Coffee: A Multi-Species World

 
 

Welcome to Coffee, Decoded, the Specialty Coffee Association’s weekly column on science, research, and all things coffee knowledge. Each week, PETER GIULIANO answers complex coffee questions, interprets new research, and dives deep into the science, putting it all in a fun, understandable format.  

 

Coffee: A Multi-Species World

A poster about Coffea arabica’s discovery in Ethiopia (Abyssinia) and transfer to Yemen. Photo taken by Jeff Hann at Tomoca Coffee in Addis Ababa, Ethiopia. 

The topic of species is a charged one in coffee circles. To outsiders, this might be surprising: Why should biological taxonomy, of all things, be of importance to the people who grow, roast, and brew coffee? 

It wasn’t always so. When coffee was first discovered, roasted, and brewed, there was only one “kind” of coffee, and it was associated with the country we now call Yemen. Though coffee was brought to Yemen from neighboring Ethiopia, the Yemeni were the first to commercialize the crop and sell it to outsiders. Hence, coffee was known as “The Wine of Arabia” due to Yemen’s position on the southern tip of the Arabian Peninsula. When Carl Linneus, inventor of our modern system of binomial botanical taxonomy, published his masterwork Species Plantarum in 1753, he included coffee in his list of plants. And he called it Coffea arabica. Coffee was Arabian, and was called arabica, and that was that.  

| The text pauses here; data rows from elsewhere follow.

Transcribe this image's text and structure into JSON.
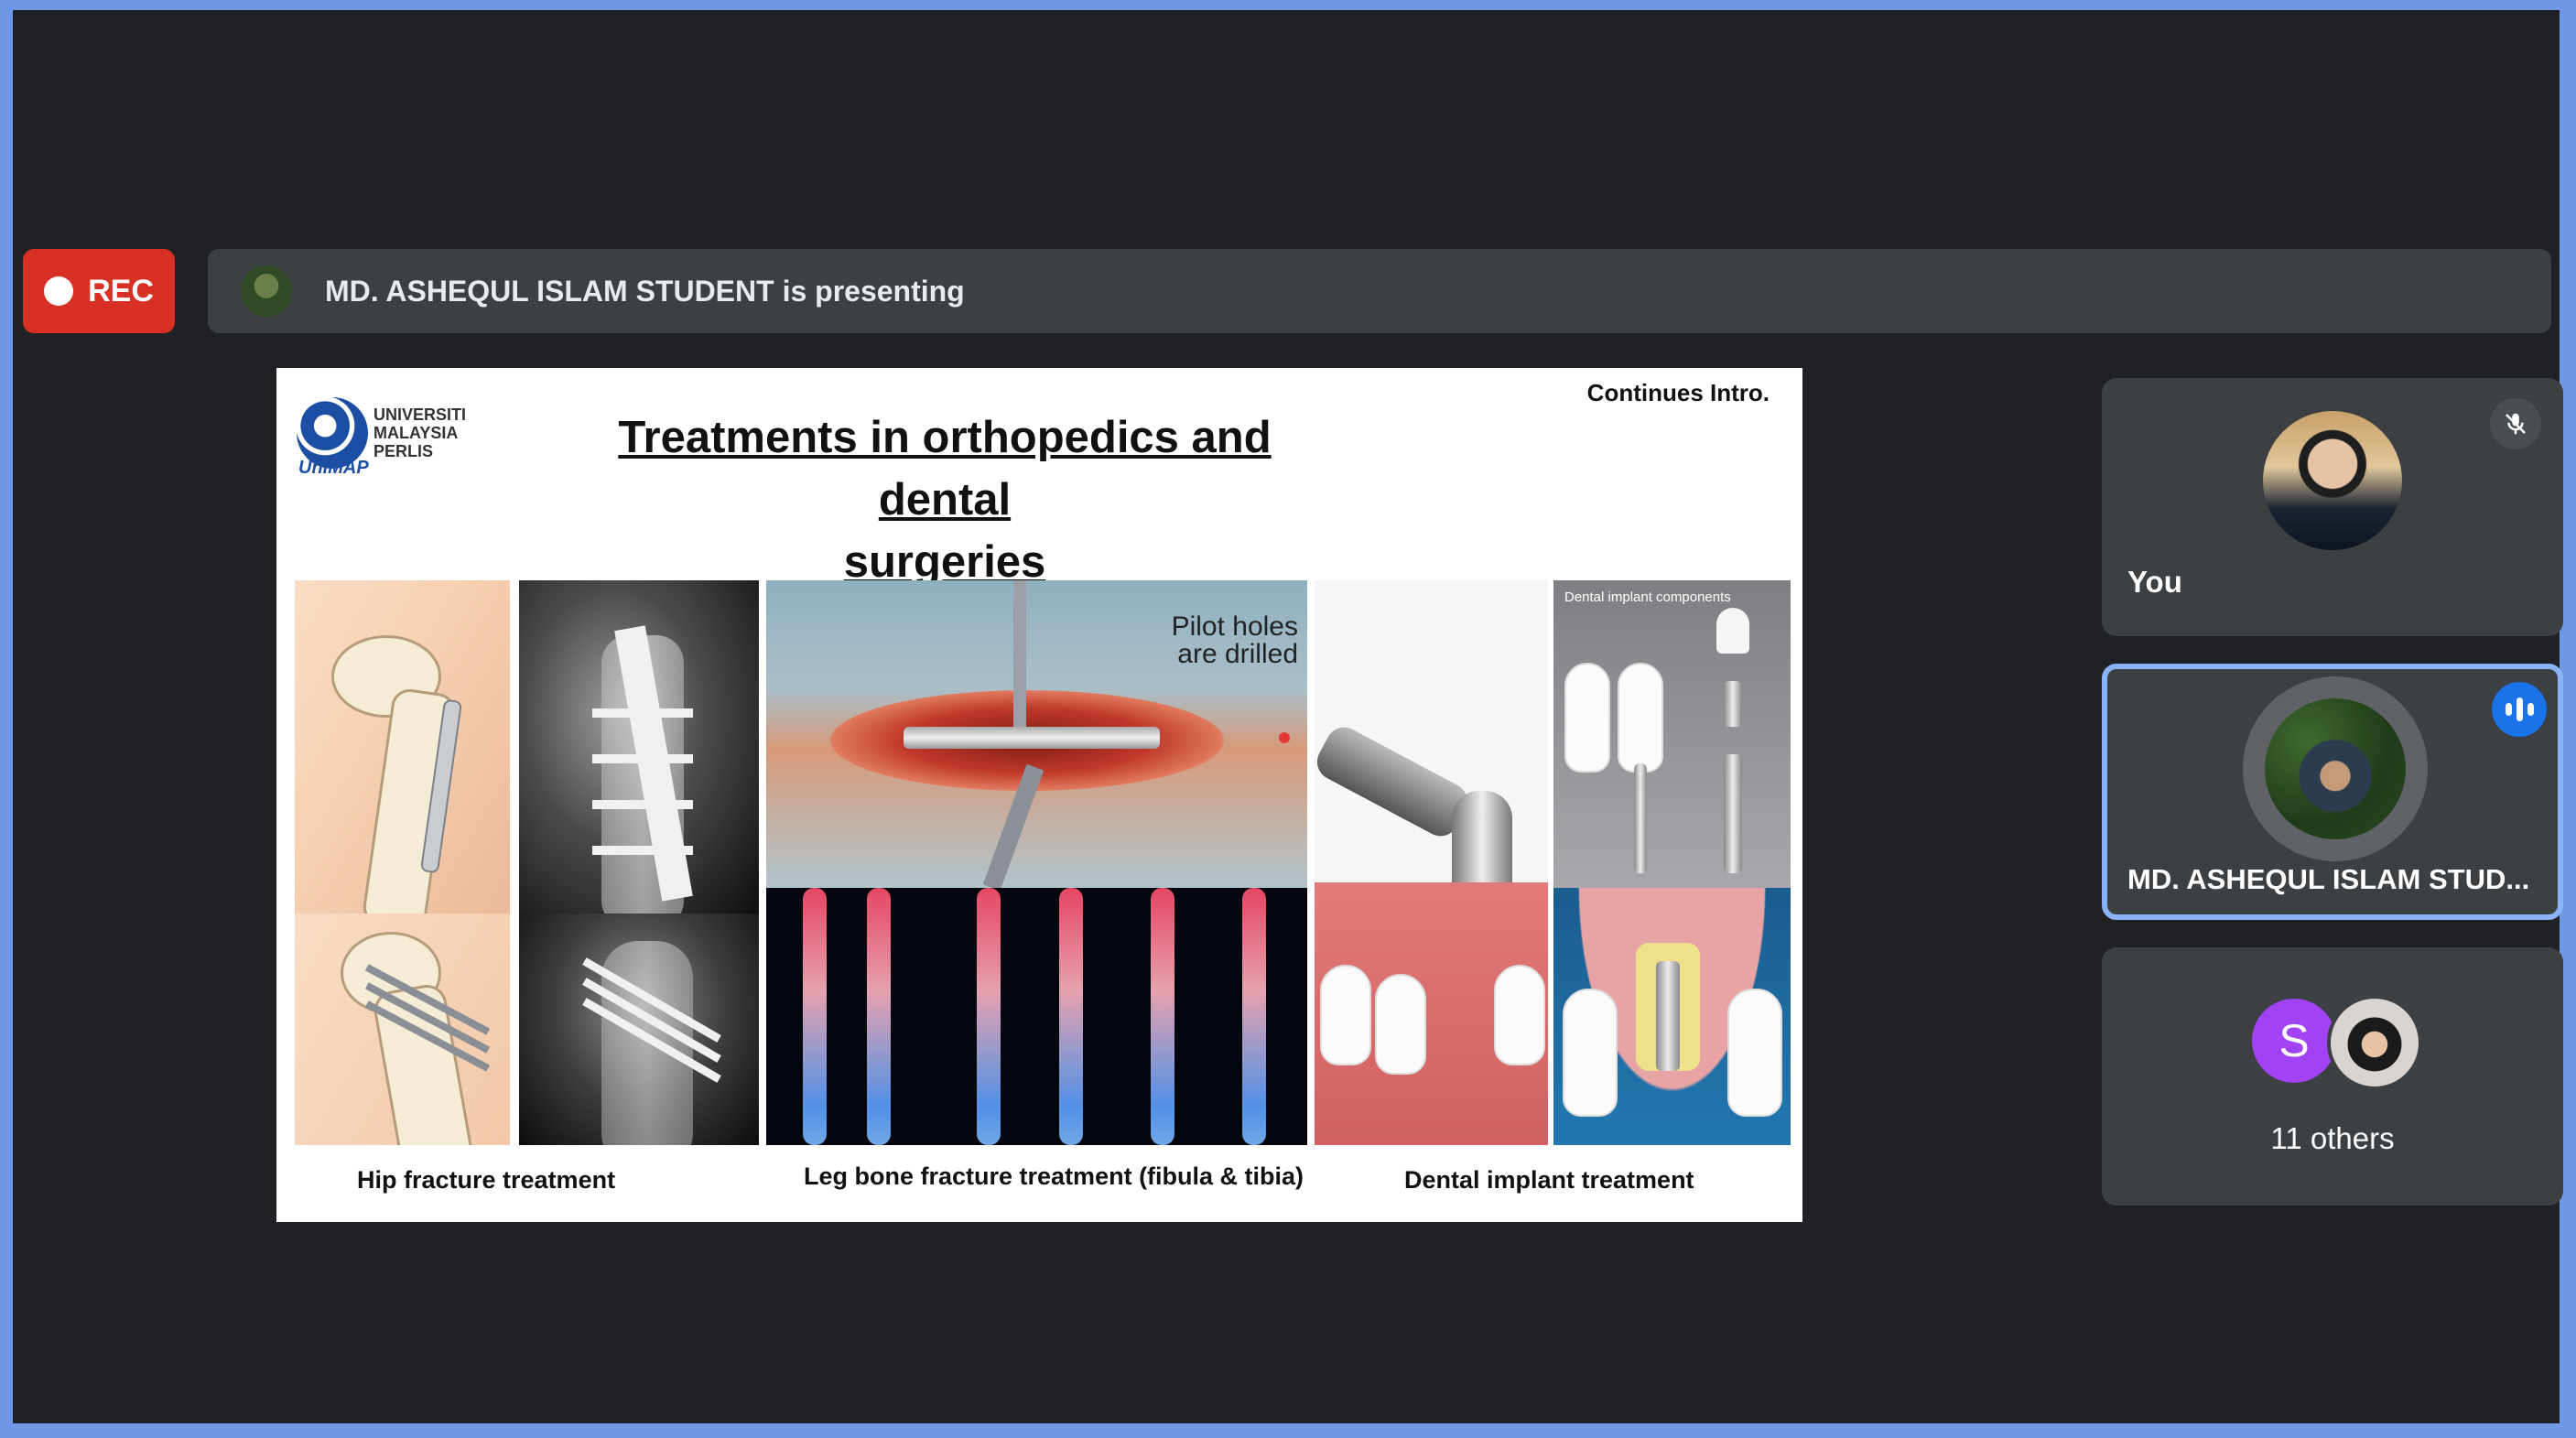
{
  "rec": {
    "label": "REC",
    "color": "#d93025"
  },
  "presenting_bar": {
    "text": "MD. ASHEQUL ISLAM STUDENT is presenting"
  },
  "slide": {
    "logo_lines": [
      "UNIVERSITI",
      "MALAYSIA",
      "PERLIS"
    ],
    "logo_brand": "UniMAP",
    "corner_note": "Continues Intro.",
    "title_line1": "Treatments in orthopedics and dental",
    "title_line2": "surgeries",
    "pilot_text_line1": "Pilot holes",
    "pilot_text_line2": "are drilled",
    "dental_panel_label": "Dental implant components",
    "captions": {
      "hip": "Hip fracture treatment",
      "leg": "Leg bone fracture treatment (fibula & tibia)",
      "dental": "Dental implant treatment"
    }
  },
  "participants": {
    "you": {
      "name": "You",
      "mic_icon": "mic-off-icon"
    },
    "presenter": {
      "name": "MD. ASHEQUL ISLAM STUD...",
      "status_icon": "speaking-icon"
    },
    "others": {
      "initial": "S",
      "label": "11 others",
      "initial_color": "#a142f4"
    }
  },
  "colors": {
    "accent": "#8ab4f8",
    "tile_bg": "#3c4043",
    "background": "#202124"
  }
}
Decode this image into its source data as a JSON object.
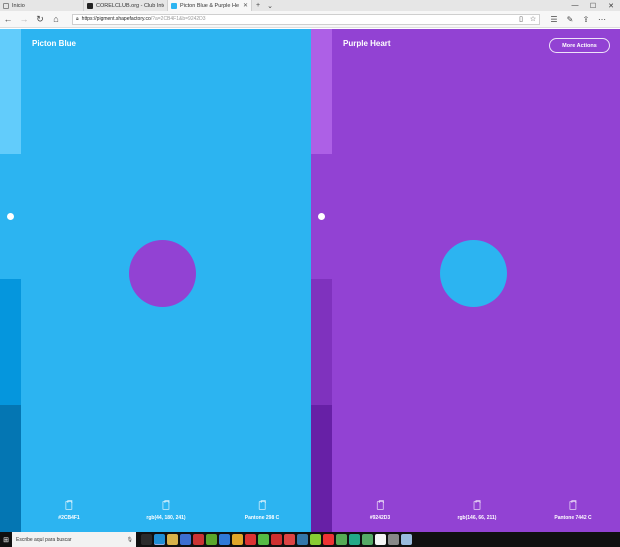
{
  "browser": {
    "tabs": [
      {
        "label": "Inicio",
        "icon": "page-icon"
      },
      {
        "label": "CORELCLUB.org - Club Inter",
        "icon": "corel-icon"
      },
      {
        "label": "Picton Blue & Purple He",
        "icon": "pigment-icon",
        "active": true
      }
    ],
    "url_host": "https://pigment.shapefactory.co",
    "url_rest": "/?a=2CB4F1&b=9242D3"
  },
  "colors": {
    "left_main": "#2CB4F1",
    "right_main": "#9242D3",
    "left_strip": [
      "#62CCFB",
      "#2CB4F1",
      "#0596DD",
      "#0483C4",
      "#0476B3"
    ],
    "right_strip": [
      "#AD60E6",
      "#9242D3",
      "#7F32BE",
      "#7226B0",
      "#6720A6"
    ]
  },
  "left_panel": {
    "title": "Picton Blue",
    "hex": "#2CB4F1",
    "rgb": "rgb(44, 180, 241)",
    "pantone": "Pantone 298 C"
  },
  "right_panel": {
    "title": "Purple Heart",
    "hex": "#9242D3",
    "rgb": "rgb(146, 66, 211)",
    "pantone": "Pantone 7442 C",
    "more_actions": "More Actions"
  },
  "taskbar": {
    "search_placeholder": "Escribe aquí para buscar",
    "icons": [
      "task-view-icon",
      "edge-icon",
      "file-explorer-icon",
      "store-icon",
      "app-icon",
      "coreldraw-icon",
      "app-icon",
      "chrome-icon",
      "app-icon",
      "app-icon",
      "app-icon",
      "app-icon",
      "app-icon",
      "app-icon",
      "app-icon",
      "app-icon",
      "app-icon",
      "app-icon",
      "app-icon",
      "app-icon",
      "app-icon"
    ],
    "icon_colors": [
      "#2b2b2b",
      "#1e8fd6",
      "#d8b24a",
      "#3d6fd1",
      "#c33",
      "#5aa82b",
      "#2f7ad8",
      "#e0a72a",
      "#d33",
      "#5b4",
      "#cf3030",
      "#d44",
      "#37a",
      "#8c3",
      "#e33",
      "#5a5",
      "#2a8",
      "#5a6",
      "#f5f5f5",
      "#888",
      "#9bd"
    ]
  }
}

This all changed during a single four-year period in the late 1800s.  

In the early 1860s, African coffee-growers began to notice a rust-colored fungal growth on coffee plants, which could destroy a healthy coffee tree in a single year. The disease became known as “coffee leaf rust” and, tragically, the disease struck the island of Sri Lanka (then known as Ceylon) hard in 1867. That year, the entire Ceylon coffee crop was devastated, never to recover. Even worse, the disease began to appear in coffee plantations on the island of Java, the world’s largest coffee producer. It was the first ever global threat to the coffee industry, and it was serious. It looked like it might be the end. 

Just in time, in 1870, a new kind of coffee was discovered in Congo. Coffee growers noticed a tree with a larger size and resilience than ordinary coffee and gave it the nickname “robusta.” And best of all, these new “robust” trees seemed immune to the terrifying coffee leaf rust. Soon, the coffee was brought to Amsterdam, and from there transported to Java and West Africa. Eventually, botanists realized that “robusta” was in fact a new species of coffee, giving it the official name Coffea canephora after the basketfuls of fruit on the tree (“canephora” is an ancient Greek word for “basket-bearer”). By 1895, coffee farmers were planting Coffea canephora (often still calling it “robusta”), particularly in places where coffee leaf rust had hit the hardest.  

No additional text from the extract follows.